On cross-examination, de Veyra testified that he did not actually see what the three accused did to the victim. The following day, he noticed that the victim was no longer in his house. He observed supposedly that the three accused were evading him and after the police got their statements, he then concluded that they were the ones who killed the victim. In point of time, since the victim was last seen that night by the witness, his decomposing body was recovered only about three weeks later.
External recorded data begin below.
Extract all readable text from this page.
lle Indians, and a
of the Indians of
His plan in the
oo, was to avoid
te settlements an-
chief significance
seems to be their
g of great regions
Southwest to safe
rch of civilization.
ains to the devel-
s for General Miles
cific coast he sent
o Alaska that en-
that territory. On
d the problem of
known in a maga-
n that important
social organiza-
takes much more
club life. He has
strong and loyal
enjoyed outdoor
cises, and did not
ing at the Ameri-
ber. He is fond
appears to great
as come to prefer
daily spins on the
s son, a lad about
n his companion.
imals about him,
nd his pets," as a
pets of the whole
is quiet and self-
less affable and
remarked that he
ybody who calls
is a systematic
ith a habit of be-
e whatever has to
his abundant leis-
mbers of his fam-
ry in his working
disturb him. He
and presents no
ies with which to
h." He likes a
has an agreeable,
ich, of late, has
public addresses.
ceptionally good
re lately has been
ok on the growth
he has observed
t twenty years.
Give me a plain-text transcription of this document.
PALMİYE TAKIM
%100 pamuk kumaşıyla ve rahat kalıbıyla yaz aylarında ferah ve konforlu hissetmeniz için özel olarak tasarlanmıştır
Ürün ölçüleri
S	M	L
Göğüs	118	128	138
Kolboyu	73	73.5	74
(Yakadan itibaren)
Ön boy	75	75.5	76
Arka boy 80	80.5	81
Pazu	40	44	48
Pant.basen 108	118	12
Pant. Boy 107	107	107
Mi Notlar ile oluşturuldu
The Courts rules that the testimony of de Veyra and his conclusion that the accused-appellant and his co-accused were the perpetrators of the crime are mere conjectures and purely circumstantial which fall far short of proof beyond a reasonable doubt that produces moral certainty of the guilt of the accused.
The accused has in his favor the presumption of innocence as guaranteed by the Constitution. It is thus required that every circumstance favoring his innocence be duly taken into account. The proof against him must survive the test of reason. The conscience must be satisfied that the defendant has been proven guilty of the offense charged. 8 Only by proof beyond reasonable doubt which requires moral certainty "a certainty that convinces and satisfied the reason and conscience of those who are to act upon it" may the presumption of innocence be overcome. 9 The Court finds no such proof in the case at bar.
Accordingly, the decision of the lower court under review imposing the penalty of Reclusion Perpetua on accused-appellant Godofredo Inguito is hereby reversed and he is hereby acquitted of the charge against him. His immediate release is ordered, unless he is held for some other lawful cause. With costs de oficio. In view of the circumstances above-recited which cast doubt on the validity and admissibility of the statements of the two co-accused of the herein accused-appellant who were likewise convicted by the trial court but who for reasons not shown in the record failed to appeal, let copy of this decision be furnished the Honorable Minister of Justice for possible recommendation of executive clemency.
Melencio-Herrera, Plana, Vasquez, Relova and Gutierrez, Jr., concur.
1. Presided by Judge Fortunato B. Cuna.
2. P. 10, Decision.
3. People v. Urro, 44 SCRA 473 (1972); People v. Palacpac, 49 SCRA 440 (1973); People v. Manioula, Et Al., 52 SCRA 1 (1973); and People v. Francisco, 74 SCRA 158.
4. People v. Andag, L-43618, March 31, 1980.
5. U.S. v. delos Santos, 24 Phil. 329; People v. Nishisima, 57 Phil. 26.
6. People v. Francisco, 74 SCRA 158; People v. Robles, 92 SCRA 107.
7. 71 SCRA 186; see also Ledesma v. Climaco, 57 SCRA 473; Draculan v. Donato, 85 SCRA 266.
8. People v. Dramayo, 42 SCRA 59.
9. People v. Ramos, 41 SCRA 19 (1971); People v. Dramayo, 42 SCRA 59 (1971); People v. Imperio, 44 SCRA 75 (1972); People v. Custodio, 47 SCRA 289 (1972); People v. Basuel, 47 SCRA 207 (1972); People v. Palacpac, 49 SCRA 440 (1973); People v. Zamora, et al, 54 SCRA 47 (1973); People v. Alvarez, 55 SCRA 81 (1974); People v. Beltran, 61 SCRA 246 (1974); Duran v. CA, Et Al., 71 SCRA 68 (1976); and People v. Montero, 76 SCRA 437, (1977).